引用部分を一言で言えば、「自分の人生にとって何が一番大事か」というコンセプトでこれからの人間は生きていくだろうし、その社会的価値観に合わない企業は淘汰されていくということかと思う。つまり、「贅沢のための商売」や「虚業」は衰退し、「生きるために必要な物」が重視されることになる。これまでのように「何も生み出さない人間ほど大金をかせぐ」というのは日本では通用しなくなる。(そうなると一番先に淘汰されるのはビジネスコンサルタントやマーケットプランナーの類ではないかという気もする。)
もう一つの指摘は、「反社会的企業」も淘汰されていくということだ。つまり、下請けいじめで巨利を貪り、社員に利益を還元もせず経営者や株主だけで懐を肥やすような企業は、その内情を全国民が知るにつれて「あの会社の製品だけは、どんなに性能が良くても買わない」となってくるだろう。会社収益が海外に持ち去られるような外国人株主の会社も同様だ。(このあたりは私の想像である)
まあ、本物の生活に直結する仕事や道義にかなった会社が重視される社会が来ることは日本の将来にとってはいい事である。


(以下引用)


――価値観が一変すると、社会やビジネスはどう変化しますか?

 1990年のバブル崩壊後の時代が「失われた10年」といわれてきたのに対し、今後の10年は“奇跡の復興の10年”と呼ばれるほどになるだろう。そのインフラが、フェイスブック、ツイッターなどのソーシャルメディアである。今回の震災で、ソーシャルメディアは、電話やメールが不通になるなか、社会の通信インフラとして定着した。このインフラ変更が何を意味するかといえば、大企業に代わって、NPOやソーシャルビジネスが変革を牽引する時代に入るということだ。

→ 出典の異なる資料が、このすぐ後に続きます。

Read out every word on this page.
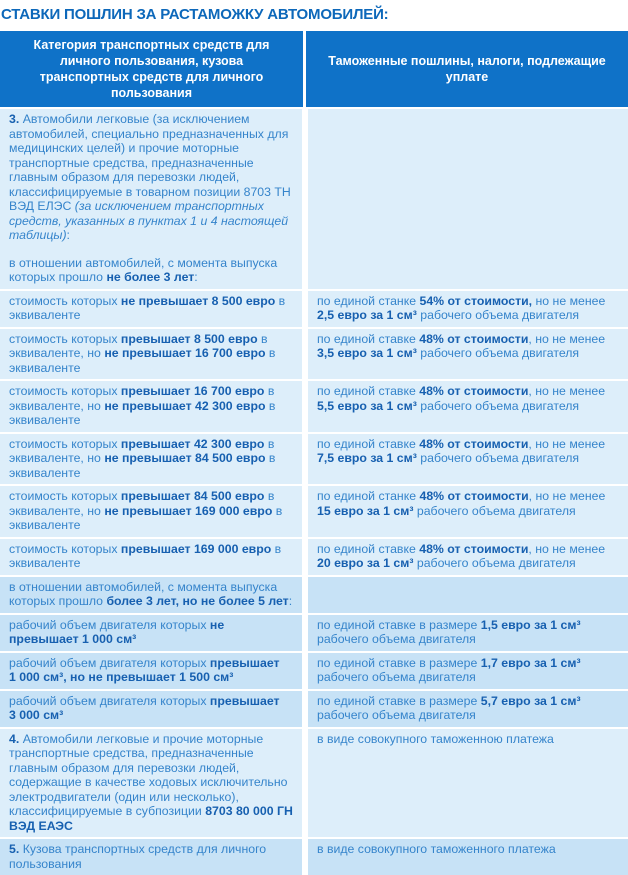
СТАВКИ ПОШЛИН ЗА РАСТАМОЖКУ АВТОМОБИЛЕЙ:
Категория транспортных средств для личного пользования, кузова транспортных средств для личного пользования
Таможенные пошлины, налоги, подлежащие уплате

3. Автомобили легковые (за исключением автомобилей, специально предназначенных для медицинских целей) и прочие моторные транспортные средства, предназначенные главным образом для перевозки людей, классифицируемые в товарном позиции 8703 ТН ВЭД ЕЛЭС (за исключением транспортных средств, указанных в пунктах 1 и 4 настоящей таблицы):

в отношении автомобилей, с момента выпуска которых прошло не более 3 лет:

стоимость которых не превышает 8 500 евро в эквиваленте

по единой станке 54% от стоимости, но не менее 2,5 евро за 1 см³ рабочего объема двигателя

стоимость которых превышает 8 500 евро в эквиваленте, но не превышает 16 700 евро в эквиваленте

по единой ставке 48% от стоимости, но не менее 3,5 евро за 1 см³ рабочего объема двигателя

стоимость которых превышает 16 700 евро в эквиваленте, но не превышает 42 300 евро в эквиваленте

по единой ставке 48% от стоимости, но не менее 5,5 евро за 1 см³ рабочего объема двигателя

стоимость которых превышает 42 300 евро в эквиваленте, но не превышает 84 500 евро в эквиваленте

по единой ставке 48% от стоимости, но не менее 7,5 евро за 1 см³ рабочего объема двигателя

стоимость которых превышает 84 500 евро в эквиваленте, но не превышает 169 000 евро в эквиваленте

по единой станке 48% от стоимости, но не менее 15 евро за 1 см³ рабочего объема двигателя

стоимость которых превышает 169 000 евро в эквиваленте

по единой ставке 48% от стоимости, но не менее 20 евро за 1 см³ рабочего объема двигателя

в отношении автомобилей, с момента выпуска которых прошло более 3 лет, но не более 5 лет:

рабочий объем двигателя которых не превышает 1 000 см³

по единой ставке в размере 1,5 евро за 1 см³ рабочего объема двигателя

рабочий объем двигателя которых превышает 1 000 см³, но не превышает 1 500 см³

по единой ставке в размере 1,7 евро за 1 см³ рабочего объема двигателя

рабочий объем двигателя которых превышает 3 000 см³

по единой ставке в размере 5,7 евро за 1 см³ рабочего объема двигателя

4. Автомобили легковые и прочие моторные транспортные средства, предназначенные главным образом для перевозки людей, содержащие в качестве ходовых исключительно электродвигатели (один или несколько), классифицируемые в субпозиции 8703 80 000 ГН ВЭД ЕАЭС

в виде совокупного таможенною платежа

5. Кузова транспортных средств для личного пользования

в виде совокупного таможенного платежа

 今後3ヵ月間は、必需品以外がなかなか売れず、いわゆる“戦時下経済”に近い状況である。また4月前半には失業問題、新入社員の雇用取消、会社の清算や事業整理を決断する企業も多数現れる。そうしたなかで、稼げる能力のある会社とそうでない会社に明確に分かれていく。稼ぐ力のある会社は、規模の大小を問わず、先頭に立って、日本全体を救っていかなければならない。

 こういう危機的状況下では、多くの会社は、既存のビジネスモデルを手放す大転換が求められる。東北地方からの移転ニーズに応え、賃貸マンションからウィークリーマンションの斡旋。新築よりも中古住宅。エステよりもデトックス。レジャーよりはメンタルケアのためのキャンプ。太陽光+蓄電池による計画停電への対応。海外からの有機食材輸入ルートの確立など、時間勝負で提供しなければならない。そうしたことを次から次へと発想し実行できる主体は、いままで経験を積んだ地元密着のビジネスパーソンしかいないと、私は思う。

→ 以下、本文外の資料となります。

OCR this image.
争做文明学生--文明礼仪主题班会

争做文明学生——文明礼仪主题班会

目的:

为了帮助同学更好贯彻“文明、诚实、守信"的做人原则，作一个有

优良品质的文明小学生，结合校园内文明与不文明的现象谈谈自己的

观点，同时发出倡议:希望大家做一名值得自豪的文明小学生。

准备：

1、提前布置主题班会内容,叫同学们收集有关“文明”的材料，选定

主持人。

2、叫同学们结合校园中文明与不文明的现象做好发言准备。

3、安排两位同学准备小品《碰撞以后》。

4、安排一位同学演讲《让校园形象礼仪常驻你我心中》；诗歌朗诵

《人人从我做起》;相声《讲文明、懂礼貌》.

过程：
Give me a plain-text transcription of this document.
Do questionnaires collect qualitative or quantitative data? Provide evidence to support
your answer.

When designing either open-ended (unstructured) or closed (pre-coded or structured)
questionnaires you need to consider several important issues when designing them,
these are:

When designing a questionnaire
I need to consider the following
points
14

 同時に、この難局は多くの会社のビジネスモデルを「フリー経済モデル」に移行させる。自粛ムードで、営業・販促なんてできない。派手な宣伝をやれば、バッシングされる。

 となると企業が顧客にアプローチするには、無料で提供するしかない。つまり「フリー経済モデル」が急速に浸透する。

 すでに赤ちゃんのいる家庭に、安全な水を無料で配っている会社や、被災者に家賃3ヵ月無料のアパートを斡旋する会社が現れ始めている。

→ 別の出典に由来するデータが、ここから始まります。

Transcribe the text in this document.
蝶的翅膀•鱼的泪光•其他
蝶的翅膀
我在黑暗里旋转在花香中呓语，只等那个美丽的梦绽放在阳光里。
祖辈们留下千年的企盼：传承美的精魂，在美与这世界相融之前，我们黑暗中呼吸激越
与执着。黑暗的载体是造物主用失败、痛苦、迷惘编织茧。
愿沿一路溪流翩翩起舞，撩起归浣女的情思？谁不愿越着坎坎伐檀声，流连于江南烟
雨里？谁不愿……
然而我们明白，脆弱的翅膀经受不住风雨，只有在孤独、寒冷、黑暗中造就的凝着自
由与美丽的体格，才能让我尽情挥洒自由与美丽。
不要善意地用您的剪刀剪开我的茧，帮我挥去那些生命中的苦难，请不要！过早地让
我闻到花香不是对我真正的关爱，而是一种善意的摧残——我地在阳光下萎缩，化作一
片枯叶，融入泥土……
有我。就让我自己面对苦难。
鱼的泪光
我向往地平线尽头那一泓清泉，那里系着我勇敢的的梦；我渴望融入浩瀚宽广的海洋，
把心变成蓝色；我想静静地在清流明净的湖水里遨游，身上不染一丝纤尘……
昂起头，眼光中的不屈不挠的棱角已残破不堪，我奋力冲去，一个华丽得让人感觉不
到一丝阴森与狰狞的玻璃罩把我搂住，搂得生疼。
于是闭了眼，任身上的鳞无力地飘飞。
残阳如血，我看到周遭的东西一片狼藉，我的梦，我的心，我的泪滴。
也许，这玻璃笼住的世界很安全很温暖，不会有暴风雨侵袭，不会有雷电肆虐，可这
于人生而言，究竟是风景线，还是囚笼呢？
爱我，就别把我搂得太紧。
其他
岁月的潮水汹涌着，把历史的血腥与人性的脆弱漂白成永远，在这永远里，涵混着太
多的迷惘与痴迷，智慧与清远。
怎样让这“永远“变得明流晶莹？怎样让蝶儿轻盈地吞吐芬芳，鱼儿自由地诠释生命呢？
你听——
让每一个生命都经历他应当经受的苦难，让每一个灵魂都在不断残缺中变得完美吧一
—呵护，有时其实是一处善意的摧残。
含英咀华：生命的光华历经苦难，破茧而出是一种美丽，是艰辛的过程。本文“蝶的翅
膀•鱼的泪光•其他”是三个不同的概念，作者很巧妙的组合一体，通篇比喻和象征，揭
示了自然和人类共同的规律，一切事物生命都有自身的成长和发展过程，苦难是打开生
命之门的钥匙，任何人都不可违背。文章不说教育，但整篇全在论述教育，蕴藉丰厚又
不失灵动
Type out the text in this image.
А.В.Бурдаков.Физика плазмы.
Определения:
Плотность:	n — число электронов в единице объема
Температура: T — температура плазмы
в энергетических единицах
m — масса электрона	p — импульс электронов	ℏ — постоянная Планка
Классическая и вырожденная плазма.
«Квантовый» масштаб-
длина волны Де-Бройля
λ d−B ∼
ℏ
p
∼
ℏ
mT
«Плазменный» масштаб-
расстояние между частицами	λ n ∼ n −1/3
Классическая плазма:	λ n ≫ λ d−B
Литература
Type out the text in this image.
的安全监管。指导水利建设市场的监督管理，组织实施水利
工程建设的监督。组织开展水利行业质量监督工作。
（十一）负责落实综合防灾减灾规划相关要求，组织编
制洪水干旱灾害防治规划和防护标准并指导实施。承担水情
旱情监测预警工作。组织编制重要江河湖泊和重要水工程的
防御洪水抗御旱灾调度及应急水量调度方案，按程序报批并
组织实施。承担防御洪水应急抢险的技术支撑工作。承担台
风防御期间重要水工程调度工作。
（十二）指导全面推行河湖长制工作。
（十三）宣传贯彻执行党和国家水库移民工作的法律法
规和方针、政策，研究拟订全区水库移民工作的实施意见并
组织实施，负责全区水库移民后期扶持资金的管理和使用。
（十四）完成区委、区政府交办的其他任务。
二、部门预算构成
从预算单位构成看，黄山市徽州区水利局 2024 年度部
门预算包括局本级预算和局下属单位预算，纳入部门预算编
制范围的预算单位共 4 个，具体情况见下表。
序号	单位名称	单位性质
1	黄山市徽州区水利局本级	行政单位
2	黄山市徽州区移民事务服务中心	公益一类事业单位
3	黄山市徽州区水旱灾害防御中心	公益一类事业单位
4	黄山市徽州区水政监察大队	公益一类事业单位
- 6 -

 フリー経済モデルとは、全部フリー(無料)にすることではなく、フリーで提供し、顧客リストを集めて、そこから本当に必要な人に対して適切なサービスや商品を販売することによって、利益を全体として成り立たせるというモデルだ。

 もちろん、先の会社の例は、善意からの行動であり、利益目的ではないが、結果として、多くの顧客を魅了していくことになろう。つまり、社会貢献意識に基づく行動が、同時に顧客を集める行動と一致し始めたのである。